The academic delegation comprised officials from National Taiwan University (NTU), National Cheng Kung University, National Tsing Hua University, National Yang Ming Chiao Tung University and National Sun Yat-sen University.
The tour group visited the Czech Republic, Poland and Lithuania, where they held presentations to inform local students about the Taiwan Semiconductor Scholarship Program, said NTU vice president for international affairs Yuan Hsiao-wei (袁孝維), who was part of the delegation.
Photo: Ann Wang, Reuters
The delegation visited Masaryk University in the Czech Republic on Monday last week and the University of Warsaw in Poland on Wednesday, as well as Lithuania’s Kaunas University of Technology on Thursday and Vilnius University on Friday.
The delegation concluded its tour yesterday at the Slovak University of Technology in Bratislava, Slovakia.
The Soviet influence on central and eastern European countries helped students in the region excel in math and physics, Yuan said from Prague on Wednesday.
The delegation has received positive feedback since its first scholarship presentation in the Czech Republic, she said.

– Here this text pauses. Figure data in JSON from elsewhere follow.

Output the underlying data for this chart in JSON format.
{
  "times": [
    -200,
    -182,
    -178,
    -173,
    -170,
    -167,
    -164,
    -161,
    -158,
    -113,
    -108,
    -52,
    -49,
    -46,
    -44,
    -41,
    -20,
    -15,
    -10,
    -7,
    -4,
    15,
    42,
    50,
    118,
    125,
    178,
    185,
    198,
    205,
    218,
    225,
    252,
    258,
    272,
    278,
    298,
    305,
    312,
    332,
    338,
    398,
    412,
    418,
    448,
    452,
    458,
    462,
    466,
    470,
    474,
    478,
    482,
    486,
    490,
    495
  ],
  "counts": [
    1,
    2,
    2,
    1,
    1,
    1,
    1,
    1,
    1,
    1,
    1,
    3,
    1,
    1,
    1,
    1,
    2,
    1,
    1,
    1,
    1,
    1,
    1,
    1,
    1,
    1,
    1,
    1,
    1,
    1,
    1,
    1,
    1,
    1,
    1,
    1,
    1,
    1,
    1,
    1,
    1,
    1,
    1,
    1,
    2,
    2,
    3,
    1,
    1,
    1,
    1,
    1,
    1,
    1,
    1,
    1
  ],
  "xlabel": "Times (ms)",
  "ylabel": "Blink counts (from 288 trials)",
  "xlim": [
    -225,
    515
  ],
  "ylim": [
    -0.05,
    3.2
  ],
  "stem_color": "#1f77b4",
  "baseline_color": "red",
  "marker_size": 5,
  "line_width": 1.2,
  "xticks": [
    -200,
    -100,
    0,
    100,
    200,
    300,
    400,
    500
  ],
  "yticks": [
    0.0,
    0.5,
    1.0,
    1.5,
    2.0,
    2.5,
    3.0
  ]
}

The idea to offer central and eastern European students scholarships for semiconductor research — covering tuition fees, stipends and flight tickets — was proposed by the National Development Council following a delegation’s visit to the Czech Republic in October last year.
Information on the Web site of the Taiwan Semiconductor Scholarship Program shows that master’s students enrolled in the program would each get a tuition subsidy of NT$80,000 per academic year, a monthly stipend of NT$25,000 and a round-trip ticket to Taiwan.
Each master’s student involved in the scholarship program would be sponsored for a maximum of two years, with the tuition subsidy, stipends and airfare amounting to a total of no more than 27,000 euros (US$26,960).
As for doctoral students in the program, in addition to the same tuition stipend and round-trip tickets as master’s students, they would receive a monthly stipend of NT$40,000, according to the Web site. Doctoral students could have the scholarship for up to four years and receive a total of 74,000 euros.
However, the number of scholarships has not been finalized by the Ministry of Foreign Affairs, which finances the program.
Despite interest in the program, European universities have expressed concern that scholarship students might stay and work in Taiwan after graduation, rather than foster semiconductor development in their home countries, Yuan said.
Yuan said that was a possibility, adding that the students could contribute to their home industries if Taiwan invested in the semiconductor industries in those nations.
“The goal of the program is to equip students with adequate know-how about chips and make them internationally competitive,” she said.
The program also marks a new step for Taiwan’s tertiary education sector given that Taiwan’s universities have never had this kind of cooperation with central and eastern Europe before, NTU vice president for academic affairs Stone Ding (丁詩同) said.
The cooperation is a trial, through which each side would get to know the needs of the other and see if there is potential for further cooperation, Ding said.